School of Languages, Literacies, and Translation, Universiti Sains Malaysia, Minden, Malaysia.
BMC Med Inform Decis Mak. 2022 Nov 24;22(1):306. doi: 10.1186/s12911-022-02050-x.
In healthcare area, big data, if integrated with machine learning, enables health practitioners to predict the result of a disorder or disease more accurately. In Autistic Spectrum Disorder (ASD), it is important to screen the patients to enable them to undergo proper treatments as early as possible. However, difficulties may arise in predicting ASD occurrences accurately, mainly caused by human errors. Data mining, if embedded into health screening practice, can help to overcome the difficulties. This study attempts to evaluate the performance of six best classifiers, taken from existing works, at analysing ASD screening training dataset.
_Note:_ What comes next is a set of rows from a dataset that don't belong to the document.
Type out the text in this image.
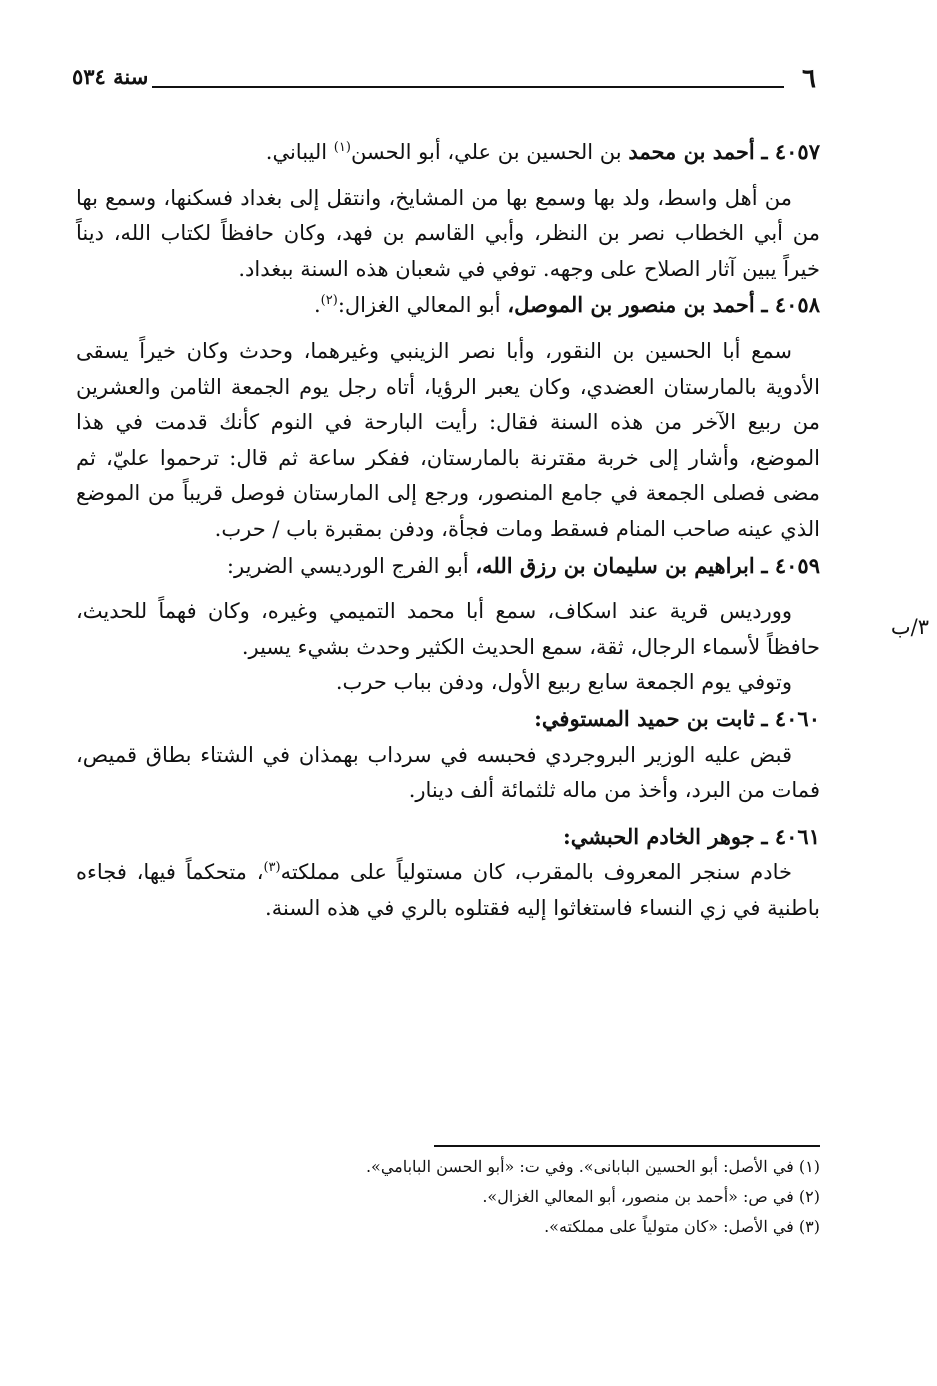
٦
سنة ٥٣٤

٤٠٥٧ ـ أحمد بن محمد بن الحسين بن علي، أبو الحسن$^{(١)}$ اليباني.

من أهل واسط، ولد بها وسمع بها من المشايخ، وانتقل إلى بغداد فسكنها، وسمع بها من أبي الخطاب نصر بن النظر، وأبي القاسم بن فهد، وكان حافظاً لكتاب الله، ديناً خيراً يبين آثار الصلاح على وجهه. توفي في شعبان هذه السنة ببغداد.

٤٠٥٨ ـ أحمد بن منصور بن الموصل، أبو المعالي الغزال:$^{(٢)}$.

سمع أبا الحسين بن النقور، وأبا نصر الزينبي وغيرهما، وحدث وكان خيراً يسقى الأدوية بالمارستان العضدي، وكان يعبر الرؤيا، أتاه رجل يوم الجمعة الثامن والعشرين من ربيع الآخر من هذه السنة فقال: رأيت البارحة في النوم كأنك قدمت في هذا الموضع، وأشار إلى خربة مقترنة بالمارستان، ففكر ساعة ثم قال: ترحموا عليّ، ثم مضى فصلى الجمعة في جامع المنصور، ورجع إلى المارستان فوصل قريباً من الموضع الذي عينه صاحب المنام فسقط ومات فجأة، ودفن بمقبرة باب / حرب.

٤٠٥٩ ـ ابراهيم بن سليمان بن رزق الله، أبو الفرج الورديسي الضرير:

وورديس قرية عند اسكاف، سمع أبا محمد التميمي وغيره، وكان فهماً للحديث، حافظاً لأسماء الرجال، ثقة، سمع الحديث الكثير وحدث بشيء يسير.

وتوفي يوم الجمعة سابع ربيع الأول، ودفن بباب حرب.

٤٠٦٠ ـ ثابت بن حميد المستوفي:

قبض عليه الوزير البروجردي فحبسه في سرداب بهمذان في الشتاء بطاق قميص، فمات من البرد، وأخذ من ماله ثلثمائة ألف دينار.

٤٠٦١ ـ جوهر الخادم الحبشي:

خادم سنجر المعروف بالمقرب، كان مستولياً على مملكته$^{(٣)}$، متحكماً فيها، فجاءه باطنية في زي النساء فاستغاثوا إليه فقتلوه بالري في هذه السنة.

٣/ب

(١) في الأصل: أبو الحسين البابانى». وفي ت: «أبو الحسن البابامي».

(٢) في ص: «أحمد بن منصور، أبو المعالي الغزال».

(٣) في الأصل: «كان متولياً على مملكته».
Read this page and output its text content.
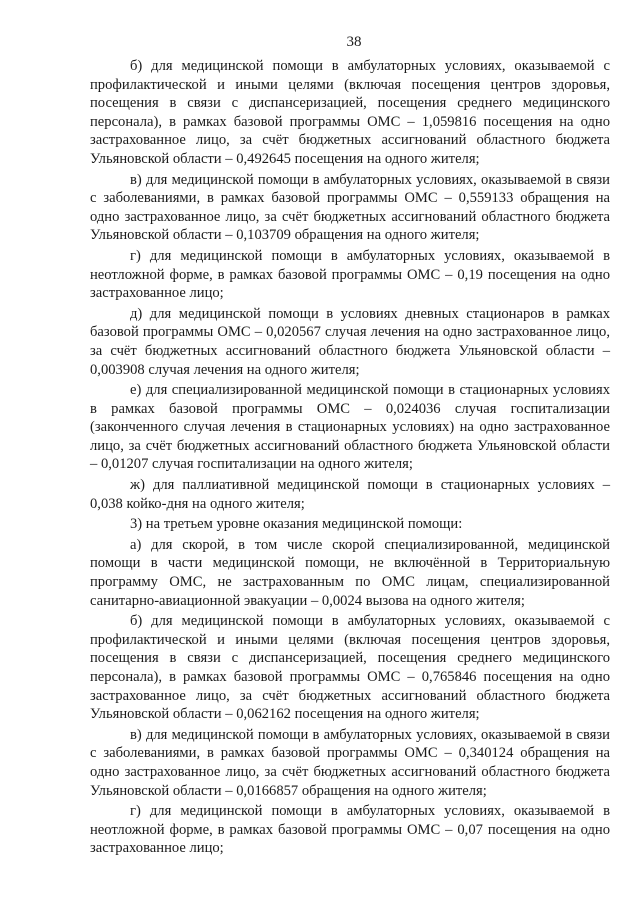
38

б) для медицинской помощи в амбулаторных условиях, оказываемой с профилактической и иными целями (включая посещения центров здоровья, посещения в связи с диспансеризацией, посещения среднего медицинского персонала), в рамках базовой программы ОМС – 1,059816 посещения на одно застрахованное лицо, за счёт бюджетных ассигнований областного бюджета Ульяновской области – 0,492645 посещения на одного жителя;

в) для медицинской помощи в амбулаторных условиях, оказываемой в связи с заболеваниями, в рамках базовой программы ОМС – 0,559133 обращения на одно застрахованное лицо, за счёт бюджетных ассигнований областного бюджета Ульяновской области – 0,103709 обращения на одного жителя;

г) для медицинской помощи в амбулаторных условиях, оказываемой в неотложной форме, в рамках базовой программы ОМС – 0,19 посещения на одно застрахованное лицо;

д) для медицинской помощи в условиях дневных стационаров в рамках базовой программы ОМС – 0,020567 случая лечения на одно застрахованное лицо, за счёт бюджетных ассигнований областного бюджета Ульяновской области – 0,003908 случая лечения на одного жителя;

е) для специализированной медицинской помощи в стационарных условиях в рамках базовой программы ОМС – 0,024036 случая госпитализации (законченного случая лечения в стационарных условиях) на одно застрахованное лицо, за счёт бюджетных ассигнований областного бюджета Ульяновской области – 0,01207 случая госпитализации на одного жителя;

ж) для паллиативной медицинской помощи в стационарных условиях – 0,038 койко-дня на одного жителя;

3) на третьем уровне оказания медицинской помощи:

а) для скорой, в том числе скорой специализированной, медицинской помощи в части медицинской помощи, не включённой в Территориальную программу ОМС, не застрахованным по ОМС лицам, специализированной санитарно-авиационной эвакуации – 0,0024 вызова на одного жителя;

б) для медицинской помощи в амбулаторных условиях, оказываемой с профилактической и иными целями (включая посещения центров здоровья, посещения в связи с диспансеризацией, посещения среднего медицинского персонала), в рамках базовой программы ОМС – 0,765846 посещения на одно застрахованное лицо, за счёт бюджетных ассигнований областного бюджета Ульяновской области – 0,062162 посещения на одного жителя;

в) для медицинской помощи в амбулаторных условиях, оказываемой в связи с заболеваниями, в рамках базовой программы ОМС – 0,340124 обращения на одно застрахованное лицо, за счёт бюджетных ассигнований областного бюджета Ульяновской области – 0,0166857 обращения на одного жителя;

г) для медицинской помощи в амбулаторных условиях, оказываемой в неотложной форме, в рамках базовой программы ОМС – 0,07 посещения на одно застрахованное лицо;
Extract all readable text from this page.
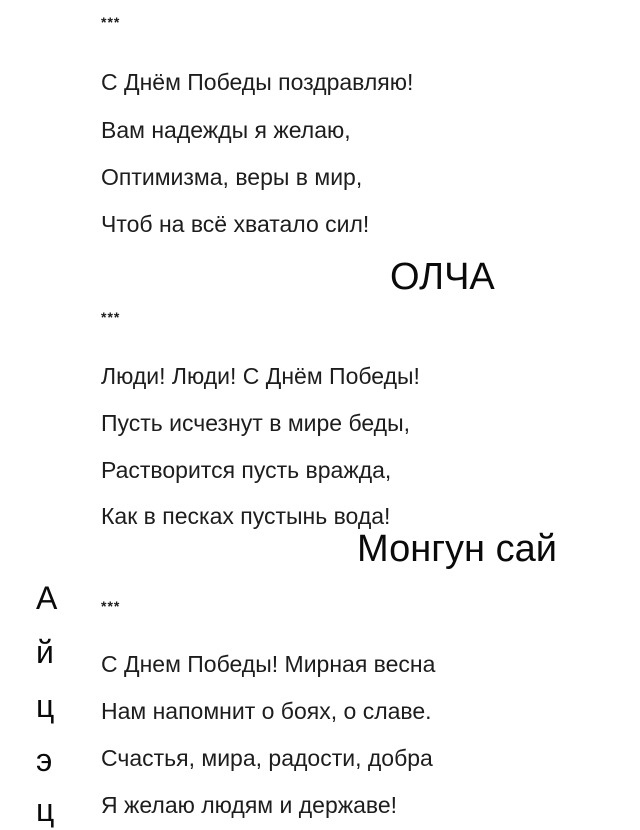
***
С Днём Победы поздравляю!
Вам надежды я желаю,
Оптимизма, веры в мир,
Чтоб на всё хватало сил!
ОЛЧА
***
Люди! Люди! С Днём Победы!
Пусть исчезнут в мире беды,
Растворится пусть вражда,
Как в песках пустынь вода!
Монгун сай
***
С Днем Победы! Мирная весна
Нам напомнит о боях, о славе.
Счастья, мира, радости, добра
Я желаю людям и державе!
А
й
ц
э
ц
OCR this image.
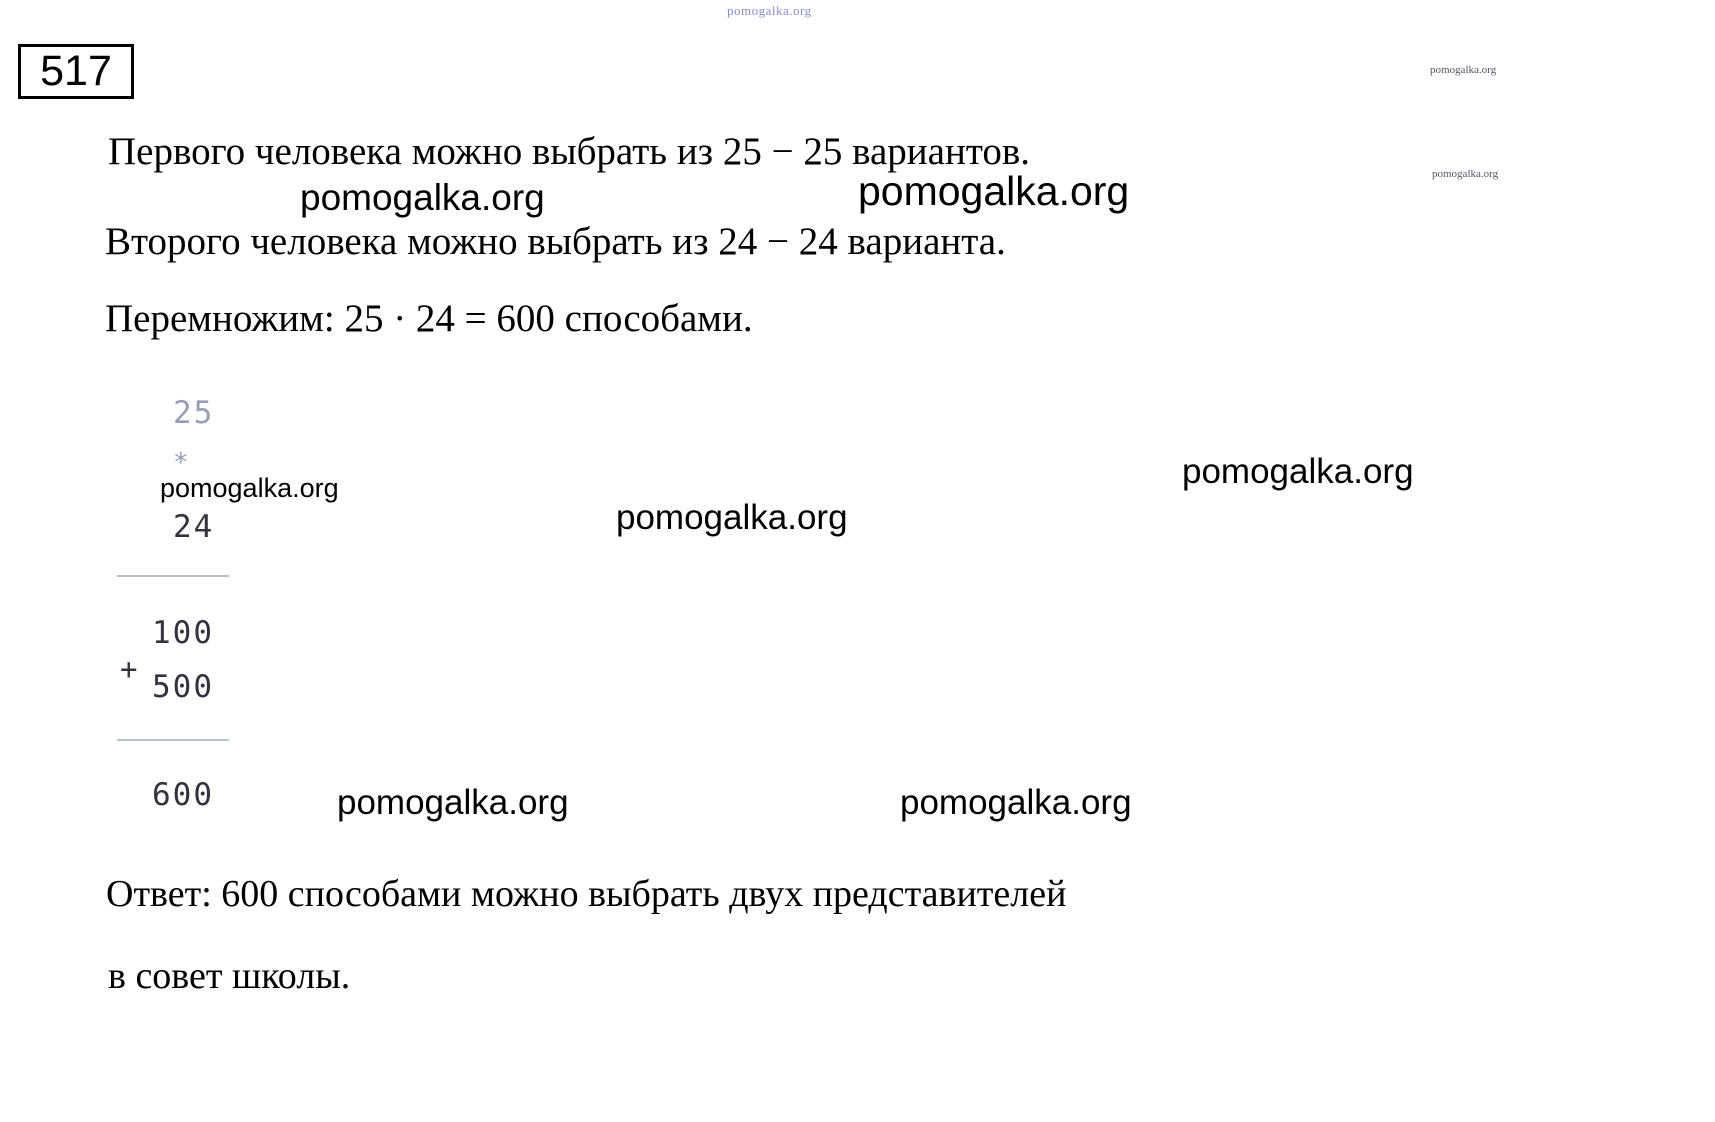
pomogalka.org
pomogalka.org
pomogalka.org
517
Первого человека можно выбрать из 25 − 25 вариантов.
Второго человека можно выбрать из 24 − 24 варианта.
Перемножим: 25 · 24 = 600 способами.
25
*
24
100
+ 500
600
pomogalka.org	pomogalka.org
pomogalka.org
pomogalka.org
pomogalka.org
pomogalka.org	pomogalka.org
Ответ: 600 способами можно выбрать двух представителей
в совет школы.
We tested Naive Bayes, Logistic Regression, KNN, J48, Random Forest, SVM, and Deep Neural Network algorithms to ASD screening dataset and compared the classifiers' based on significant parameters; sensitivity, specificity, accuracy, receiver operating characteristic, area under the curve, and runtime, in predicting ASD occurrences. We also found that most of previous studies focused on classifying health-related dataset while ignoring the missing values which may contribute to significant impacts to the classification result which in turn may impact the life of the patients. Thus, we addressed the missing values by implementing imputation method where they are replaced with the mean of the available records found in the dataset.
We found that J48 produced promising results as compared to other classifiers when tested in both circumstances, with and without missing values. Our findings also suggested that SVM does not necessarily perform well for small and simple datasets. The outcome is hoped to assist health practitioners in making accurate diagnosis of ASD occurrences in patients.
在医疗保健领域,大数据如果与机器学习相结合,可以帮助医疗从业者更准确地预测疾病或疾病的结果。在自闭症谱系障碍(ASD)中,对患者进行筛查以使其能够尽早接受适当的治疗非常重要。然而,准确预测 ASD 的发生可能会遇到困难,主要是由于人为错误。数据挖掘如果嵌入到健康筛查实践中,可以帮助克服这些困难。本研究尝试评估从现有工作中选取的六种最佳分类器在分析 ASD 筛查训练数据集方面的性能。
我们测试了朴素贝叶斯、逻辑回归、KNN、J48、随机森林、SVM 和深度神经网络算法,对 ASD 筛查数据集进行了测试,并根据灵敏度、特异性、准确性、接收者操作特征、曲线下面积和运行时间等重要参数对分类器进行了比较,以预测 ASD 的发生。我们还发现,大多数先前的研究都集中在对健康相关数据集进行分类,而忽略了缺失值,这些缺失值可能会对分类结果产生重大影响,进而影响患者的生命。因此,我们通过实施插补方法来解决缺失值问题,即将缺失值替换为数据集内可用记录的平均值。
我们发现,在有和没有缺失值的情况下,J48 的测试结果都优于其他分类器。我们的研究结果还表明,SVM 不一定适用于小型和简单的数据集。希望这一结果能帮助医疗从业者对患者的 ASD 发生做出准确诊断。